Decrease Downtime in the Field
Proper planning is the number one way to improve jobsite efficiency. Each week, the project manager should be in the field meeting with the foreman for a status update and to review the weekly plan. Each morning, the foreman should meet with the crew to go over the daily plan. Proper planning and regular meetings also help solidify subcontractor scheduling, ensure material delivery is timely and reduce the number of calls to the office. 

Track and Monitor Internal Job Costs
Companies must know actual costs for every manhour and hour of equipment usage or bids will not be precise. Project managers and foremen must follow a system with proper cost coding and budget comparisons at least weekly. The burden, equipment costs and indirect overhead costs should be analyzed and updated at least quarterly. A company that knows its true costs can bid future projects more accurately. 

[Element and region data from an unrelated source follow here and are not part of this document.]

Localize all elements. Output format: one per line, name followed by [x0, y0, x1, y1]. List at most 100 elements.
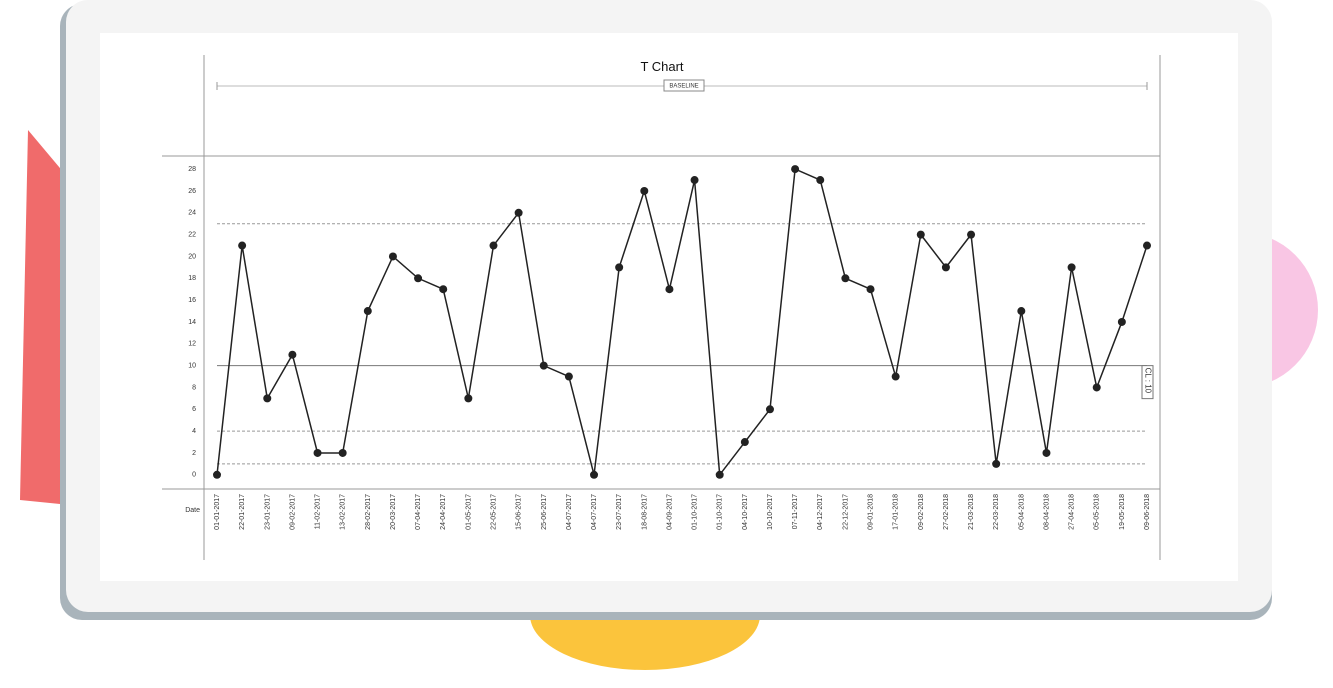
data-point: [564, 372, 573, 381]
x-tick-label: 04-10-2017: [742, 494, 749, 530]
x-tick-label: 19-05-2018: [1119, 494, 1126, 530]
x-tick-label: 22-01-2017: [239, 494, 246, 530]
x-tick-label: 21-03-2018: [968, 494, 975, 530]
x-tick-label: 05-04-2018: [1018, 494, 1025, 530]
y-tick-label: 20: [188, 253, 196, 260]
data-point: [765, 405, 774, 414]
data-point: [891, 372, 900, 381]
reference-tag: [1141, 365, 1154, 400]
data-point: [338, 448, 347, 457]
x-tick-label: 28-02-2017: [365, 494, 372, 530]
data-point: [967, 230, 976, 239]
data-point: [313, 448, 322, 457]
baseline-box: [663, 79, 705, 92]
x-tick-label: 05-05-2018: [1094, 494, 1101, 530]
x-tick-label: 04-07-2017: [566, 494, 573, 530]
data-point: [740, 438, 749, 447]
x-tick-label: 07-11-2017: [792, 494, 799, 529]
data-point: [363, 307, 372, 316]
data-point: [263, 394, 272, 403]
data-point: [238, 241, 247, 250]
panel: [100, 33, 1238, 581]
x-tick-label: 20-03-2017: [390, 494, 397, 530]
x-tick-label: 22-12-2017: [842, 494, 849, 530]
x-tick-label: 23-07-2017: [616, 494, 623, 530]
data-point: [514, 208, 523, 217]
x-tick-label: 01-05-2017: [465, 494, 472, 530]
data-point: [539, 361, 548, 370]
y-tick-label: 10: [188, 362, 196, 369]
data-point: [690, 176, 699, 185]
y-tick-label: 22: [188, 231, 196, 238]
data-point: [715, 470, 724, 479]
reference-label: CL : 10: [1143, 368, 1152, 394]
data-point: [464, 394, 473, 403]
data-point: [213, 470, 221, 479]
data-point: [866, 285, 875, 294]
x-tick-label: 27-04-2018: [1069, 494, 1076, 530]
x-tick-label: 04-09-2017: [666, 494, 673, 530]
x-tick-label: 01-10-2017: [692, 494, 699, 530]
y-tick-label: 14: [188, 319, 196, 326]
data-point: [590, 470, 599, 479]
data-point: [615, 263, 624, 272]
x-tick-label: 01-10-2017: [717, 494, 724, 530]
x-tick-label: 18-08-2017: [641, 494, 648, 530]
x-tick-label: 23-01-2017: [264, 494, 271, 530]
y-tick-label: 24: [188, 210, 196, 217]
y-tick-label: 8: [192, 384, 196, 391]
x-tick-label: 08-04-2018: [1043, 494, 1050, 530]
x-tick-label: 09-02-2018: [918, 494, 925, 530]
chart-title: T Chart: [640, 59, 683, 74]
y-tick-label: 16: [188, 297, 196, 304]
x-tick-label: 01-01-2017: [214, 494, 221, 530]
data-point: [941, 263, 950, 272]
y-tick-label: 0: [192, 472, 196, 479]
data-point: [388, 252, 397, 261]
x-tick-label: 11-02-2017: [315, 494, 322, 529]
x-tick-label: 22-03-2018: [993, 494, 1000, 530]
y-tick-label: 26: [188, 188, 196, 195]
x-tick-label: 10-10-2017: [767, 494, 774, 530]
x-tick-label: 15-06-2017: [516, 494, 523, 530]
x-tick-label: 04-12-2017: [817, 494, 824, 530]
data-point: [1017, 307, 1026, 316]
x-tick-label: 17-01-2018: [893, 494, 900, 530]
x-tick-label: 09-02-2017: [289, 494, 296, 530]
data-point: [640, 186, 649, 195]
data-point: [439, 285, 448, 294]
x-tick-label: 09-06-2018: [1144, 494, 1151, 530]
decor-red: [20, 130, 70, 505]
x-axis-label: Date: [185, 507, 200, 514]
data-point: [1092, 383, 1101, 392]
x-tick-label: 27-02-2018: [943, 494, 950, 530]
y-tick-label: 18: [188, 275, 196, 282]
y-tick-label: 6: [192, 406, 196, 413]
data-point: [791, 165, 800, 174]
y-tick-label: 12: [188, 341, 196, 348]
data-point: [916, 230, 925, 239]
data-point: [1117, 317, 1126, 326]
x-tick-label: 04-07-2017: [591, 494, 598, 530]
x-tick-label: 24-04-2017: [440, 494, 447, 530]
y-tick-label: 4: [192, 428, 196, 435]
y-tick-label: 28: [188, 166, 196, 173]
data-point: [1042, 448, 1051, 457]
x-tick-label: 22-05-2017: [490, 494, 497, 530]
data-line: [216, 168, 1148, 477]
data-point: [992, 459, 1001, 468]
data-point: [1067, 263, 1076, 272]
baseline-label: BASELINE: [669, 84, 698, 90]
y-tick-label: 2: [192, 450, 196, 457]
data-point: [841, 274, 850, 283]
data-point: [665, 285, 674, 294]
data-point: [288, 350, 297, 359]
data-point: [816, 176, 825, 185]
data-point: [489, 241, 498, 250]
chart-frame: [162, 55, 1161, 560]
data-point: [414, 274, 423, 283]
x-tick-label: 13-02-2017: [340, 494, 347, 530]
x-tick-label: 25-06-2017: [541, 494, 548, 530]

Schedule Manpower and Equipment Efficiently

The jobsite foreman and the company scheduler need to have a streamlined week-to-week process in place so the correct field personnel and equipment are in place. This will help keep unproductive labor in the field to a minimum and keep the job moving forward as planned. 

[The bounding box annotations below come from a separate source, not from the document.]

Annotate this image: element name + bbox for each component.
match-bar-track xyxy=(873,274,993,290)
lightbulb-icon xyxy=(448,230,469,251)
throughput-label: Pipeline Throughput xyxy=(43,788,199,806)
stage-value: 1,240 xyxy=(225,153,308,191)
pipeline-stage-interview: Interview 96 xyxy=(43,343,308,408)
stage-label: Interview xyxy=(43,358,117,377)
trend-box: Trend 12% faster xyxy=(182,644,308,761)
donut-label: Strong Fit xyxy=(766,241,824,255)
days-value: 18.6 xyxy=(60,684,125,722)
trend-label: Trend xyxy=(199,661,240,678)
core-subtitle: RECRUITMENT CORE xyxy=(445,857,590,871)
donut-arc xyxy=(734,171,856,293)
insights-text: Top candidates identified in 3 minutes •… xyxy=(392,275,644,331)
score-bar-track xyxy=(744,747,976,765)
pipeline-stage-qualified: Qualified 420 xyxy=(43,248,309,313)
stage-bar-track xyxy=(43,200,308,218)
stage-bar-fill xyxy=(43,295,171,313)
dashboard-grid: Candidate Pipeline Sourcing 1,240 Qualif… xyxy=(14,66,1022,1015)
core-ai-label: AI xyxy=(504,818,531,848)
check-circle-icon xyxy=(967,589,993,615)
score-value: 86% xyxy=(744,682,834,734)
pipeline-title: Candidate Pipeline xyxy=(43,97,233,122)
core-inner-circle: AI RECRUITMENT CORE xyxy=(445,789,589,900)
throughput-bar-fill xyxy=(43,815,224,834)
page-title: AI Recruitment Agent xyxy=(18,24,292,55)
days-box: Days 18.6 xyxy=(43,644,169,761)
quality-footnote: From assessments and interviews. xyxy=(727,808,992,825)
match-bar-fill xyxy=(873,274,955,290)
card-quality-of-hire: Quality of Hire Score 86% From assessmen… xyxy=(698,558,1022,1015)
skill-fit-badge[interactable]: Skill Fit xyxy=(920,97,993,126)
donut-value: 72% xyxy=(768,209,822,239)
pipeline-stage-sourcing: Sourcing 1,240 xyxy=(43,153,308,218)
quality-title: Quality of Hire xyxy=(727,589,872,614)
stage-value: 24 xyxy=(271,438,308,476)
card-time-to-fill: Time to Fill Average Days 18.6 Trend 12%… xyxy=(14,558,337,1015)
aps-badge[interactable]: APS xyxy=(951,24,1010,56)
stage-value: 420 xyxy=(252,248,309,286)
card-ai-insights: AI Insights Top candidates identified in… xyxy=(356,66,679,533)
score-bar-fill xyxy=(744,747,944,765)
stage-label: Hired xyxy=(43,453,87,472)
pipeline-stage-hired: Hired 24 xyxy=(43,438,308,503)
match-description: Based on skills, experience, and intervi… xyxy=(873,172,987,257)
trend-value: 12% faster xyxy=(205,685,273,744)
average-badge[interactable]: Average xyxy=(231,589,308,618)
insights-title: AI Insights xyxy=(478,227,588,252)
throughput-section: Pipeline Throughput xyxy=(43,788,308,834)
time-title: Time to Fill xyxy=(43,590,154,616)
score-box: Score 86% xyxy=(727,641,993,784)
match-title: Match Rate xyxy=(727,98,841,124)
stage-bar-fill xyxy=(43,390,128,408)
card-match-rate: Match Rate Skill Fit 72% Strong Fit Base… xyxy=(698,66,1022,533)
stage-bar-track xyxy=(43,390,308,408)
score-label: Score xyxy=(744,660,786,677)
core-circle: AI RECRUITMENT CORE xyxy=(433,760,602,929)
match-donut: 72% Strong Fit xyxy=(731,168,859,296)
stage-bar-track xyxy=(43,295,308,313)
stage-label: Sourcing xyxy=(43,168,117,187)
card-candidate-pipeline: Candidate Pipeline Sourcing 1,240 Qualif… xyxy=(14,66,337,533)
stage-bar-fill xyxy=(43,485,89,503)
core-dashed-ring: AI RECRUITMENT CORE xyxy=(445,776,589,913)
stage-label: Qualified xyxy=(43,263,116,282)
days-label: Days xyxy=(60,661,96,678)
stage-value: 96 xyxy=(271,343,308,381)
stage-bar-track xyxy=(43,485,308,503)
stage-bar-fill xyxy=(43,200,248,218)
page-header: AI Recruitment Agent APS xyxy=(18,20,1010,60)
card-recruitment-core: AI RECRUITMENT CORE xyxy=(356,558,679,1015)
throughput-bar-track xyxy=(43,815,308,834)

Monitor Equipment Costs and Utilization
Idle equipment on the jobsite is a true expense and must be considered a job cost. Tracking equipment use along with proper scheduling will lead to better efficiency and lower project costs. It also will help management make decisions on equipment fleet purchases, sales and rentals. 

Follow a Purchase Order and Invoice Approval Process
All purchase orders should be issued and in place prior to the hand-off meeting with the foreman. There also should be a streamlined system for invoice approval by the project manager and transmittal to accounting for payment. A good system will lead to less downtime in the field, with foremen knowing all material vendors and quantities. It also will lead to office efficiencies by not having to track down, re-issue and account for missing purchase orders or unapproved invoices. 

Implement a Change Order Process
Everyone from management to field personnel must follow a standard change order process. Without one, costs may not be recouped or profit may be left on the table if the estimate for the change order is not correct. 

Standardize Subcontractor Agreements and Prequalification Requirements
With the number of subcontractors going under during the last few years, it is crucial for all companies to have a good prequalification and agreement process in place to ensure the subcontractor can complete the job in the manner for which it was bid. Having a subcontractor fail during a project can lead to a large amount of additional costs.  

Use Electronic Devices in the Field
Companies are increasingly using electronic devices to communicate with the office, remit payroll, submit jobsite photos and read drawings. Technology can help increase efficiencies by cutting down on travel time between the office and jobsite, allowing for immediate knowledge of changes to plans and scope, and approving expenditures at the click of a button. 

Focus on Job Close-Out 
Most profit fade can be tied to the last 5 percent to 10 percent of the job. It is key for the original jobsite foreman and project manager to be involved with the project until it is 100 percent complete, meaning the last check has cleared. Moving foreman or project managers to another job prior to closing can be detrimental and costly.

Share the Profit With Employees
Consider implementing a profit sharing program with key management and foremen. The foremen who are on the jobsite daily are the greatest way to keep a job running efficiently. If they have additional incentive, companies may see a better gross margin on the project.